As employers seek to reduce the costs of untreated mental illness among staffers, more companies are trying mobile apps that help workers easily find and receive treatment. Some apps mine data about employees’ phone usage, or medical and pharmaceutical claims, to determine who might be in need of care. Others allow workers to text and video chat with therapists—in what are being called “telemental” health services.

By downloading these apps, employees grant permission to be contacted with care recommendations, though some may not be aware of the full extent of the apps’ data collection, which is laid out in the programs’ privacy statements and other communications workers receive. Employers don’t receive data on individual workers. In some cases those offering these tools hold general meetings with employees to discuss how the services work.

Companies are waking up to the costs of untreated mental illnesses like depression, which is linked to $44 billion a year in lost workplace productivity, according to the University of Michigan Depression Center.
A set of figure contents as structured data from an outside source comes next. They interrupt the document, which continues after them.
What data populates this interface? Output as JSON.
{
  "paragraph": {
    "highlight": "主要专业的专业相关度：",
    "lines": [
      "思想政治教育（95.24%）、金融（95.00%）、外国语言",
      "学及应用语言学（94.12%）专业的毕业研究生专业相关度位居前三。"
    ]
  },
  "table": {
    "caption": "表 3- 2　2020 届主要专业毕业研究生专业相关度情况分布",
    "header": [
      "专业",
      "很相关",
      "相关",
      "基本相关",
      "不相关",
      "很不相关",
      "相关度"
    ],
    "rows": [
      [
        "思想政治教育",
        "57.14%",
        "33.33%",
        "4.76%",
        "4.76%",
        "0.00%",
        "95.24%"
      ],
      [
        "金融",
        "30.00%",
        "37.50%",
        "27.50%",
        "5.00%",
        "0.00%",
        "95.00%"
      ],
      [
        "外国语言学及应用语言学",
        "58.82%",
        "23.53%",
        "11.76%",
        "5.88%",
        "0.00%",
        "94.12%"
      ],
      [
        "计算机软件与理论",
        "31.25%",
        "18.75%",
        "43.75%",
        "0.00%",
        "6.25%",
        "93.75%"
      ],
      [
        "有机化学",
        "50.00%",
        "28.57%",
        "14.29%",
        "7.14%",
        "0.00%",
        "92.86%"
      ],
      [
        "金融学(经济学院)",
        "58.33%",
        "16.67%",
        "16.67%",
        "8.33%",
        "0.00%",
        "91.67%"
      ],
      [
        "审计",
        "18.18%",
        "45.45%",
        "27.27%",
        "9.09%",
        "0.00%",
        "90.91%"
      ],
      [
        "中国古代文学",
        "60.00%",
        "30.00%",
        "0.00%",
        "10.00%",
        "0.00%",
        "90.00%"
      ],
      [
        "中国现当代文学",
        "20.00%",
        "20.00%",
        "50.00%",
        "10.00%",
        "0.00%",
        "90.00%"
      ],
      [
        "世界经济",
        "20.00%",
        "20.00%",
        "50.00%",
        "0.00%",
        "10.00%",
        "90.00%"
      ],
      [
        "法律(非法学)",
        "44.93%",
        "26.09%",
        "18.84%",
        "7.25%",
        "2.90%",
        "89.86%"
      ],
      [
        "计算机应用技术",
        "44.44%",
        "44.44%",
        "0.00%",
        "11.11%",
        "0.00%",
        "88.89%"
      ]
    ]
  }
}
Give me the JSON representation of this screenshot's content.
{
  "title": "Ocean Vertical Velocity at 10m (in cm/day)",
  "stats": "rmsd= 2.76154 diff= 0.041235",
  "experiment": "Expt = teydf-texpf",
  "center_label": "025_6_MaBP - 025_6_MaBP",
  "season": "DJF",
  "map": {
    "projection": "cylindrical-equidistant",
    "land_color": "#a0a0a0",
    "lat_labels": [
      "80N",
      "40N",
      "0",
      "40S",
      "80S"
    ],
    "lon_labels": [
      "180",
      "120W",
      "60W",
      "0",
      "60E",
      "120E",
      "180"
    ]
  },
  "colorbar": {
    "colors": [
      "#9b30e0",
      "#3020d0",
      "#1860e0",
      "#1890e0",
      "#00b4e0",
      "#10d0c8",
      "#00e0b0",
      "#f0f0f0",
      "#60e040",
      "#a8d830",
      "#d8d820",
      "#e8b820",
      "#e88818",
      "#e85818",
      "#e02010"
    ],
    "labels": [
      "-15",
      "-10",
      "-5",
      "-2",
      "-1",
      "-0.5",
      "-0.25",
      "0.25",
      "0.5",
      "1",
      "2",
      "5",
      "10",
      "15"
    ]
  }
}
The center cites data suggesting that workers suffering from depression cost companies 27 lost work days a year.

Some health advocates worry that providing mental-health treatment on mobile phones could lead to privacy breaches if phones are lost or hacked, exposing users’ health data.

Still, companies are willing to try alternatives to employee assistance programs—called EAPs—which typically offer workers free counseling sessions by phone. Anywhere from 2% to 5% of employees typically use EAPs, according to several studies. Workers may be unaware of EAP programs or feel uncomfortable calling in, benefits experts say.

“For some reason, using it feels like a hurdle,” says Lissa Minkin, who runs human resources at financial-services tech firm Addepar Inc., which has about 200 employees.